L'enjeu de ce quatrième chapitre
Le lecteur du livre de Ruth est invité à contempler les bienfaits par lesquels l’étranger - ou tout simplement l’autre - enrichit Israël. Il est invité à se positionner par rapport à lui. Le rédacteur suggère qu’on puisse « connaître » l’étranger en vérité. Ruth est donc cette étrangère qu’on peut apprendre à connaître autrement, au point de la considérer comme le vecteur par lequel Dieu accepte de passer pour accomplir ses promesses. C’est bien à ce degré de connaissance qu’accède Boaz, contrairement au premier racheteur qui refuse de racheter en Rt 4,6. Tant qu’il s’agissait du rachat de la terre de Noémi, le premier racheteur était d’accord (Rt 4,3-4). Mais dès qu’il apprend que le rachat implique également une femme moabite, il se rétracte (Rt 4,5-6). Bien qu’il invoque la ruine de son héritage comme le motif de son refus (Rt 4,6), il n’empêche que c’est une femme moabite qui en est la cause. Ainsi peut-on distinguer Boaz qui reconnaît en Ruth bien autre chose qu’une femme d’origine moabite et le premier racheteur qui, quant à lui, ne parvient pas à connaître Ruth au-delà de son origine païenne.
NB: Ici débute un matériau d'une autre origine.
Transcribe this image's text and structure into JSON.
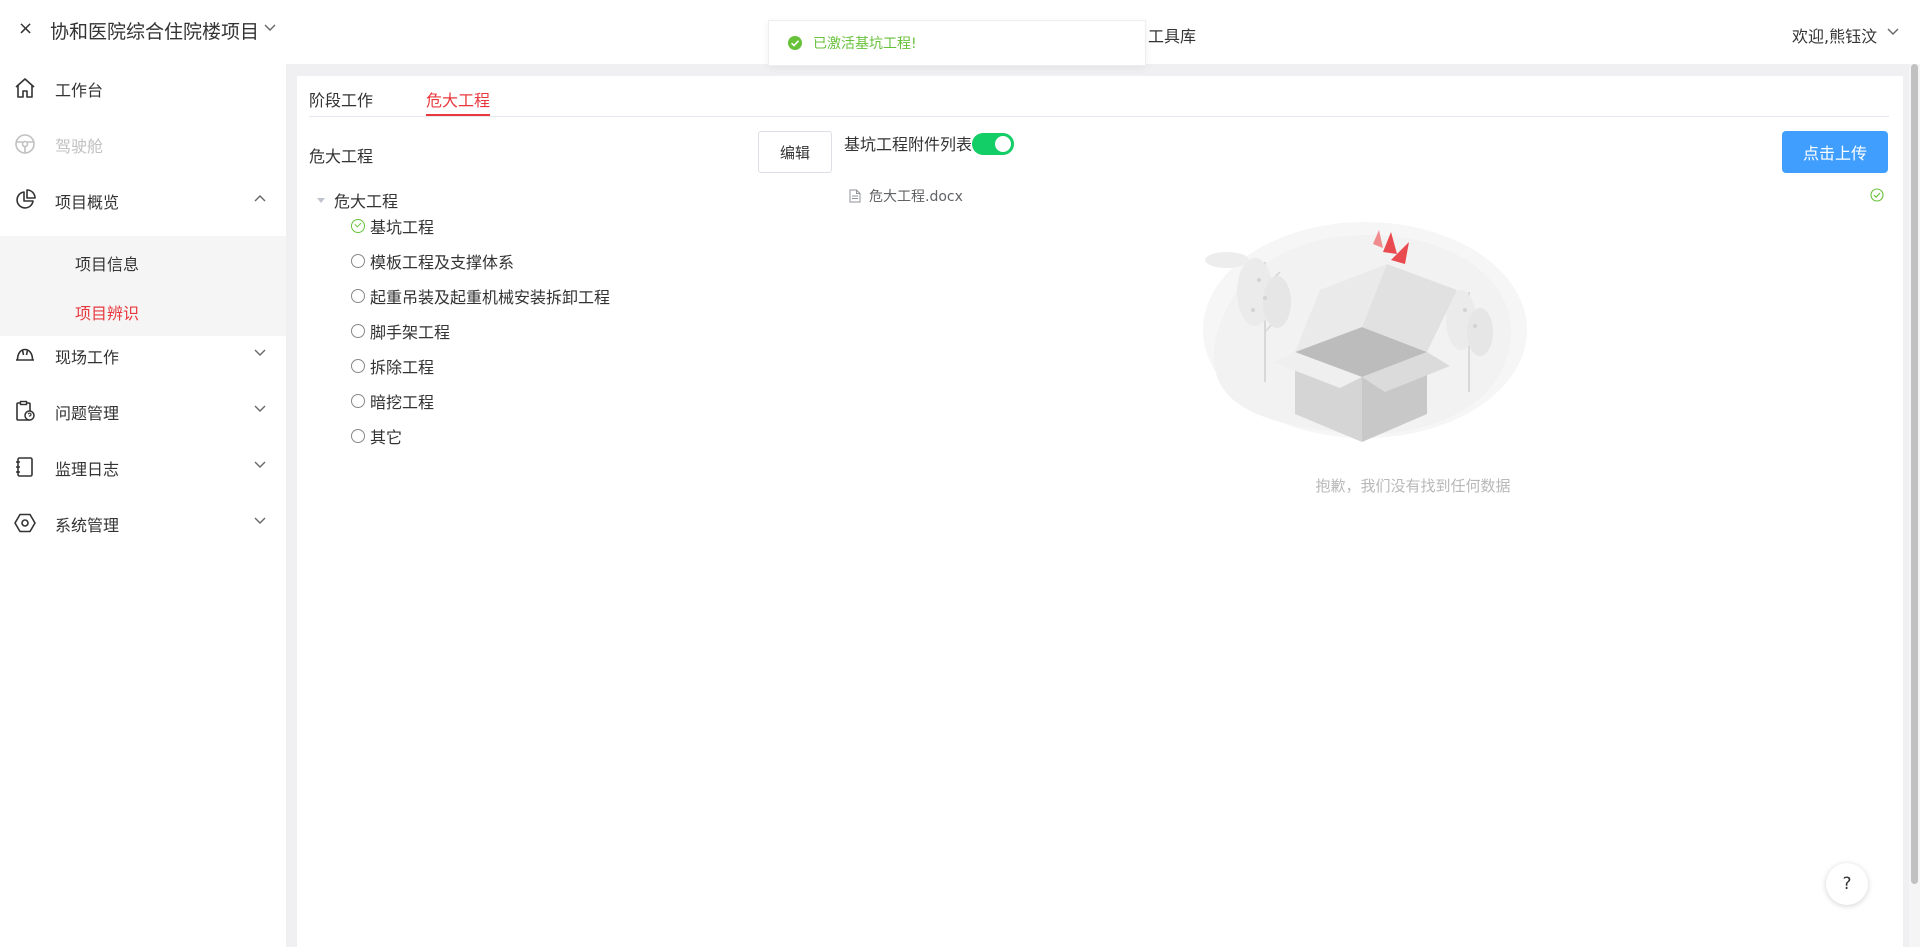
{
  "header": {
    "close_glyph": "×",
    "project_title": "协和医院综合住院楼项目",
    "toolbox_label": "工具库",
    "welcome_text": "欢迎,熊钰汶"
  },
  "toast": {
    "message": "已激活基坑工程!",
    "color": "#67c23a"
  },
  "sidebar": {
    "items": [
      {
        "label": "工作台",
        "icon": "home-icon"
      },
      {
        "label": "驾驶舱",
        "icon": "steering-wheel-icon"
      },
      {
        "label": "项目概览",
        "icon": "pie-chart-icon"
      },
      {
        "label": "现场工作",
        "icon": "hard-hat-icon"
      },
      {
        "label": "问题管理",
        "icon": "clipboard-question-icon"
      },
      {
        "label": "监理日志",
        "icon": "notebook-icon"
      },
      {
        "label": "系统管理",
        "icon": "settings-hex-icon"
      }
    ],
    "sub_items": [
      {
        "label": "项目信息"
      },
      {
        "label": "项目辨识"
      }
    ]
  },
  "tabs": [
    {
      "label": "阶段工作"
    },
    {
      "label": "危大工程"
    }
  ],
  "left_panel": {
    "title": "危大工程",
    "edit_label": "编辑",
    "tree_root": "危大工程",
    "tree_children": [
      {
        "label": "基坑工程",
        "checked": true
      },
      {
        "label": "模板工程及支撑体系",
        "checked": false
      },
      {
        "label": "起重吊装及起重机械安装拆卸工程",
        "checked": false
      },
      {
        "label": "脚手架工程",
        "checked": false
      },
      {
        "label": "拆除工程",
        "checked": false
      },
      {
        "label": "暗挖工程",
        "checked": false
      },
      {
        "label": "其它",
        "checked": false
      }
    ]
  },
  "right_panel": {
    "attach_label": "基坑工程附件列表",
    "switch_on": true,
    "upload_label": "点击上传",
    "file_name": "危大工程.docx",
    "empty_text": "抱歉，我们没有找到任何数据"
  },
  "help": {
    "glyph": "?"
  },
  "colors": {
    "accent_red": "#e8383d",
    "primary_blue": "#409eff",
    "success_green": "#67c23a",
    "switch_green": "#13ce66"
  }
}
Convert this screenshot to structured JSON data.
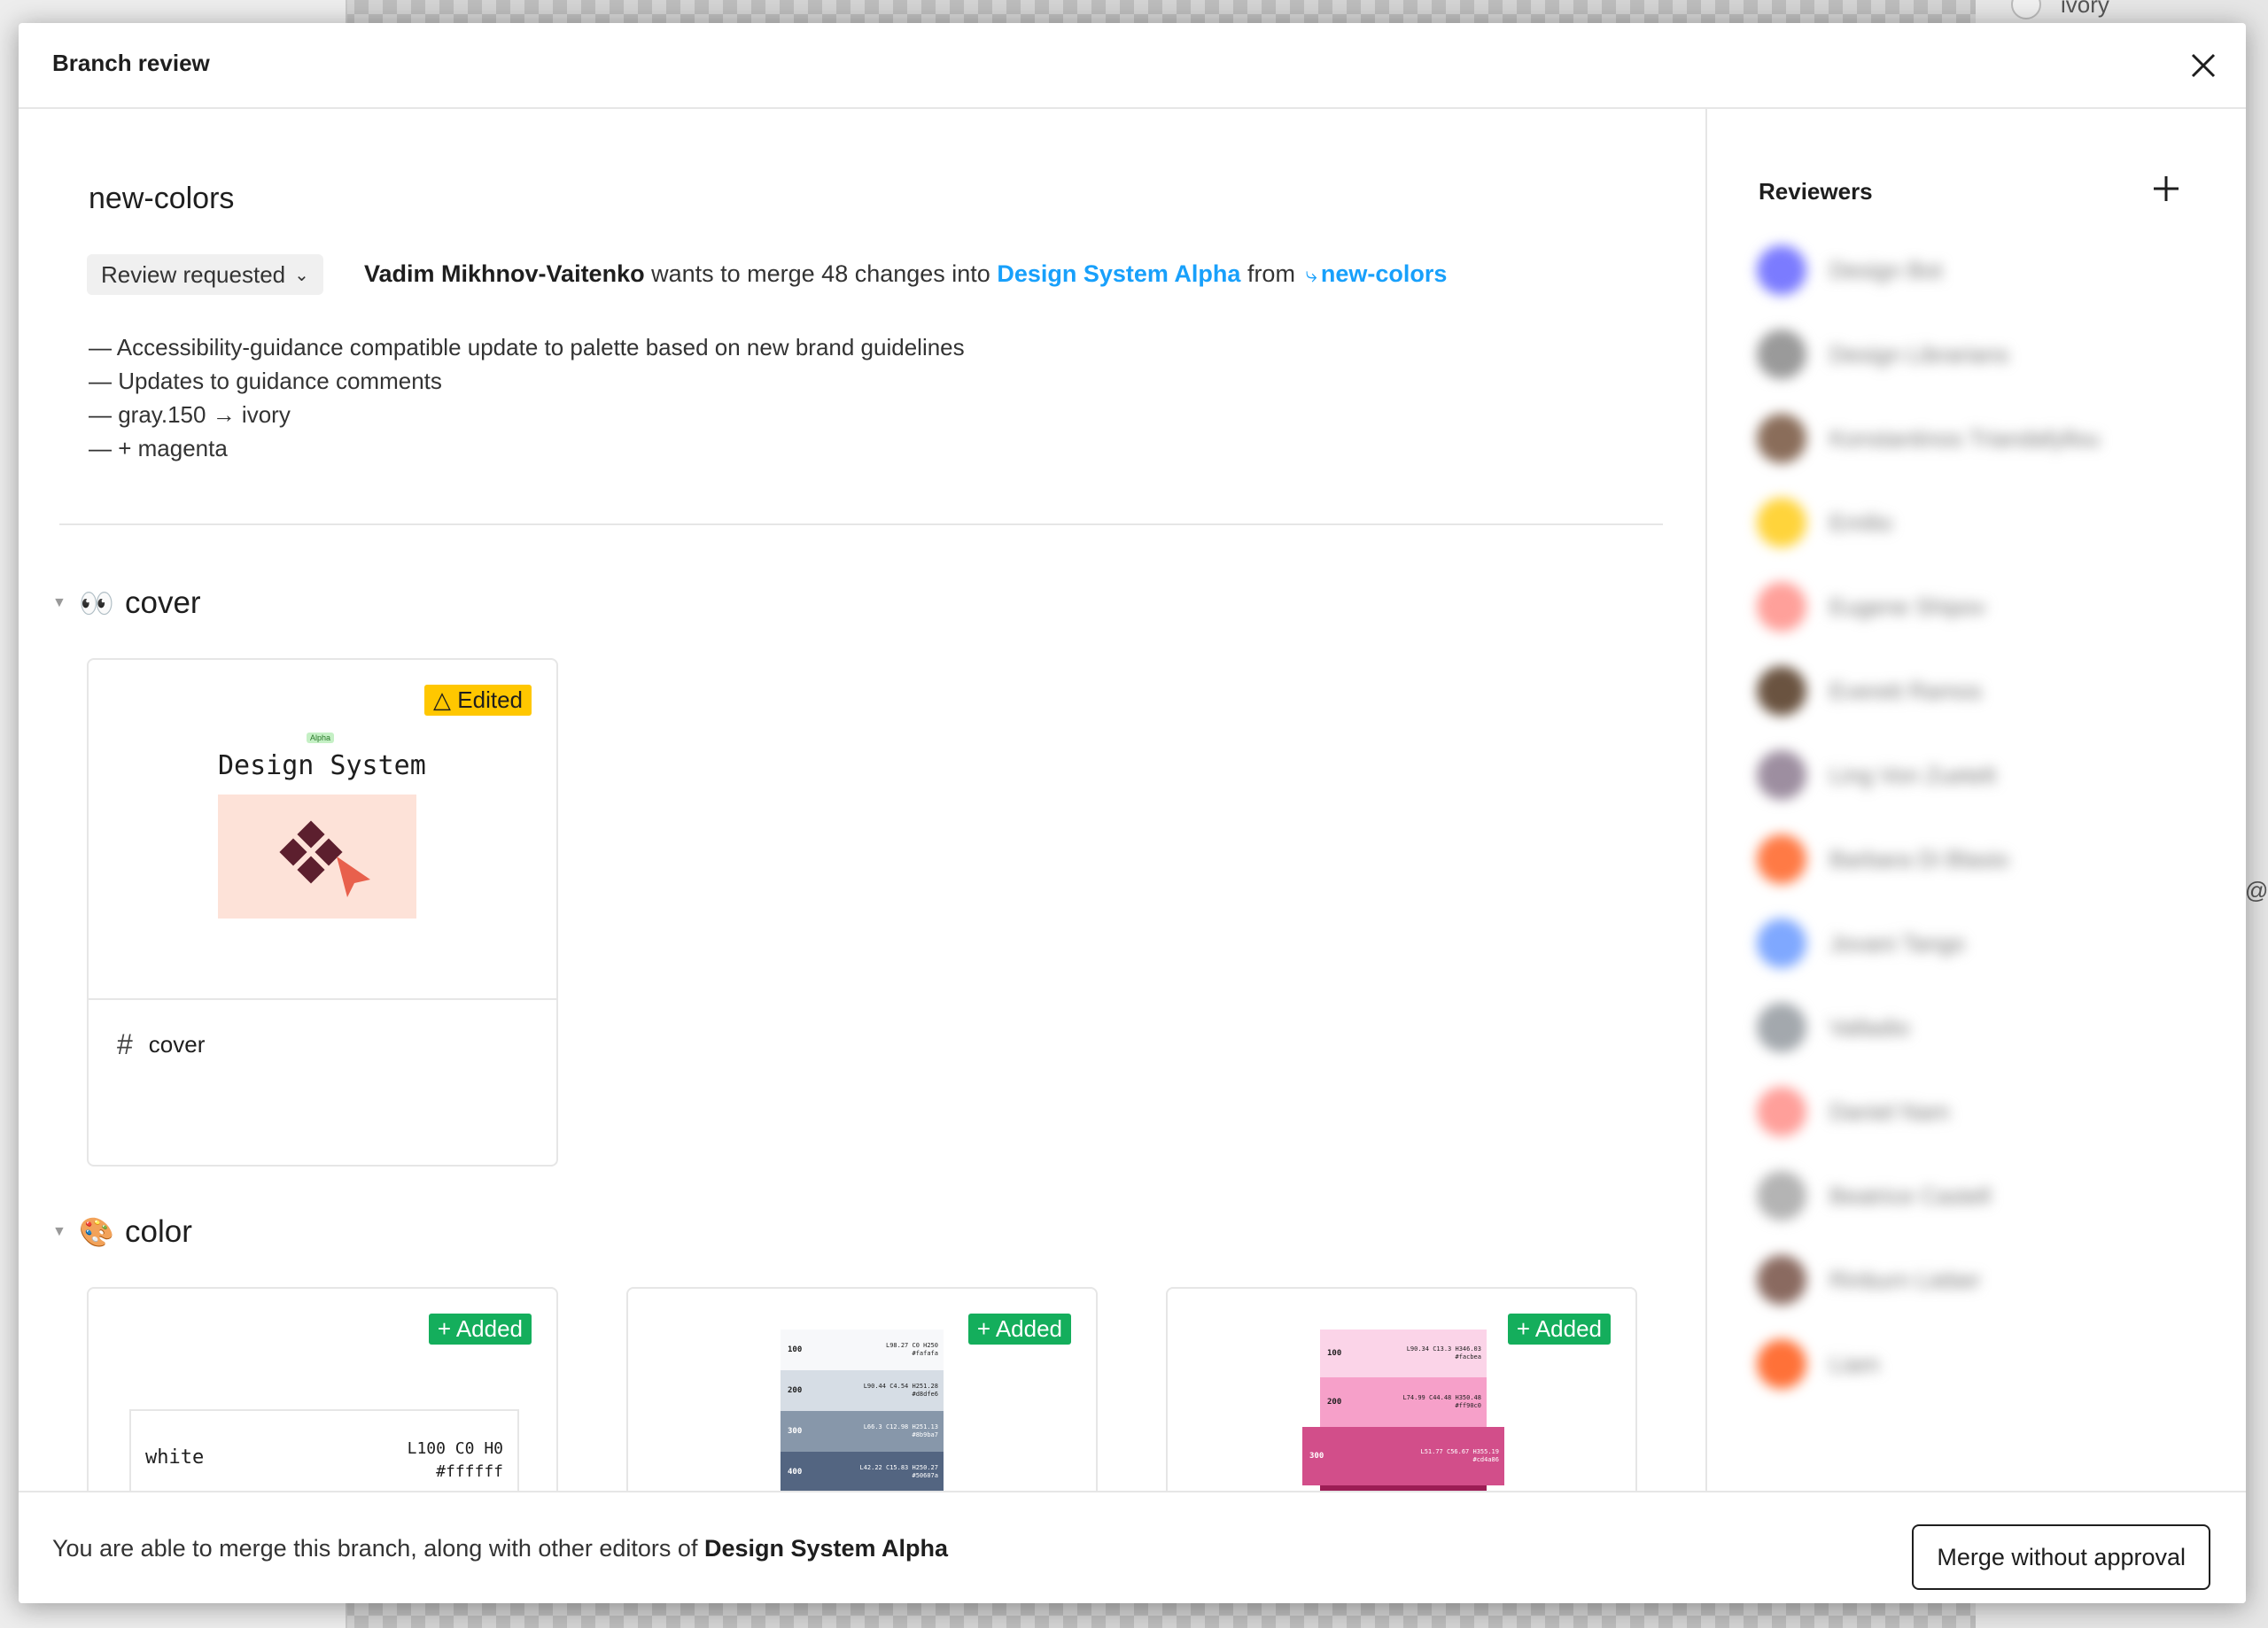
{
  "modal": {
    "title": "Branch review"
  },
  "branch": {
    "name": "new-colors",
    "status": "Review requested",
    "author": "Vadim Mikhnov-Vaitenko",
    "merge_text": "wants to merge 48 changes into",
    "target_file": "Design System Alpha",
    "from_text": "from",
    "source_branch": "new-colors",
    "description": [
      "— Accessibility-guidance compatible update to palette based on new brand guidelines",
      "— Updates to guidance comments",
      "— gray.150 → ivory",
      "— + magenta"
    ]
  },
  "sections": {
    "cover": {
      "emoji": "👀",
      "title": "cover",
      "card": {
        "badge": "△ Edited",
        "thumb_title": "Design System",
        "thumb_tag": "Alpha",
        "frame_name": "cover"
      }
    },
    "color": {
      "emoji": "🎨",
      "title": "color",
      "cards": [
        {
          "badge": "+ Added",
          "swatch_name": "white",
          "swatch_line1": "L100 C0 H0",
          "swatch_line2": "#ffffff"
        },
        {
          "badge": "+ Added",
          "rows": [
            {
              "key": "100",
              "v1": "L98.27 C0 H250",
              "v2": "#fafafa",
              "color": "#f7f8fa"
            },
            {
              "key": "200",
              "v1": "L90.44 C4.54 H251.28",
              "v2": "#d8dfe6",
              "color": "#d6dde5"
            },
            {
              "key": "300",
              "v1": "L66.3 C12.98 H251.13",
              "v2": "#8b9ba7",
              "color": "#8797aa"
            },
            {
              "key": "400",
              "v1": "L42.22 C15.83 H250.27",
              "v2": "#50607a",
              "color": "#536581"
            }
          ]
        },
        {
          "badge": "+ Added",
          "rows": [
            {
              "key": "100",
              "v1": "L90.34 C13.3 H346.03",
              "v2": "#facbea",
              "color": "#fbd4e8"
            },
            {
              "key": "200",
              "v1": "L74.99 C44.48 H350.48",
              "v2": "#ff90c0",
              "color": "#f6a0c9"
            },
            {
              "key": "300",
              "v1": "L51.77 C56.67 H355.19",
              "v2": "#cd4a86",
              "color": "#d24e8a"
            }
          ]
        }
      ]
    }
  },
  "reviewers": {
    "title": "Reviewers",
    "list": [
      {
        "name": "Design Bot",
        "color": "#7b7bff"
      },
      {
        "name": "Design Librarians",
        "color": "#9a9a9a"
      },
      {
        "name": "Konstantinos Triandafyllou",
        "color": "#8a6d5a"
      },
      {
        "name": "Emilio",
        "color": "#ffd43b"
      },
      {
        "name": "Eugene Shipov",
        "color": "#ffa09a"
      },
      {
        "name": "Everett Ramos",
        "color": "#6a5340"
      },
      {
        "name": "Ling Von Zuetelt",
        "color": "#9d8ea0"
      },
      {
        "name": "Barbara Di Blasio",
        "color": "#ff7a45"
      },
      {
        "name": "Jovani Tango",
        "color": "#7fa8ff"
      },
      {
        "name": "Valladio",
        "color": "#a3a8ad"
      },
      {
        "name": "Daniel Nam",
        "color": "#ff9f9a"
      },
      {
        "name": "Beatrice Castell",
        "color": "#b4b4b4"
      },
      {
        "name": "Rinburn Lieber",
        "color": "#8a6a60"
      },
      {
        "name": "Liam",
        "color": "#ff7138"
      }
    ]
  },
  "footer": {
    "text_prefix": "You are able to merge this branch, along with other editors of",
    "file": "Design System Alpha",
    "button": "Merge without approval"
  },
  "background": {
    "peek_right": "ivory",
    "peek_at": "@c"
  }
}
Ce qui est en cause, nous semble-t-il, est la réalité si souvent ignorée, incomprise ou ouvertement bafouée de la relation. P. Beauchamp rappelle que la relation est la voie indispensable et la condition pour que s’accomplisse l’œuvre divine :
« Dès le départ, en posant un homme, une nation, le récit biblique pose, de la manière la plus crue, la nécessité inéluctable de la différence et, à partir de la différence, de la relation. Un homme, une femme. Une nation, les autres nations. L’œuvre de Dieu, la semence de vie ne s’inscrira jamais ailleurs que dans le sillon qui passera entre les uns et les autres » (P. Beauchamp, Cinquante portraits bibliques, Paris, Seuil, 2000, p. 20).
Sans relativiser l’élection d’Israël, le livre de Ruth montre en fait que les nations ne sont pas seulement des « destinataires » - passifs ou indirects - des bienfaits de l’Alliance entre Dieu et Israël - car cela on le savait déjà depuis Gn 1-12 -, mais il proclame que les nations sont pleinement « collaboratrices » de ce dessein d’Alliance ! Il annonce que les nations occupent une place, non de second rang, dans le dessein divin, mais qu’elles constituent le principe-même de son accomplissement. Oui, car Ruth est l’ancêtre directe de David, le grand roi-messie d’Israël. L’horizon messianique - discrètement évoqué dans le livre de Ruth - vers lequel avance l’histoire d’Israël ne sera atteint qu’avec et par les nations.
La présence d’une étrangère dans la généalogie de David veut manifestement souligner la contribution des nations à la réalisation du dessein divin dans l’histoire, un dessein qui est rendu possible dans la mesure où Israël et les nations se rencontrent.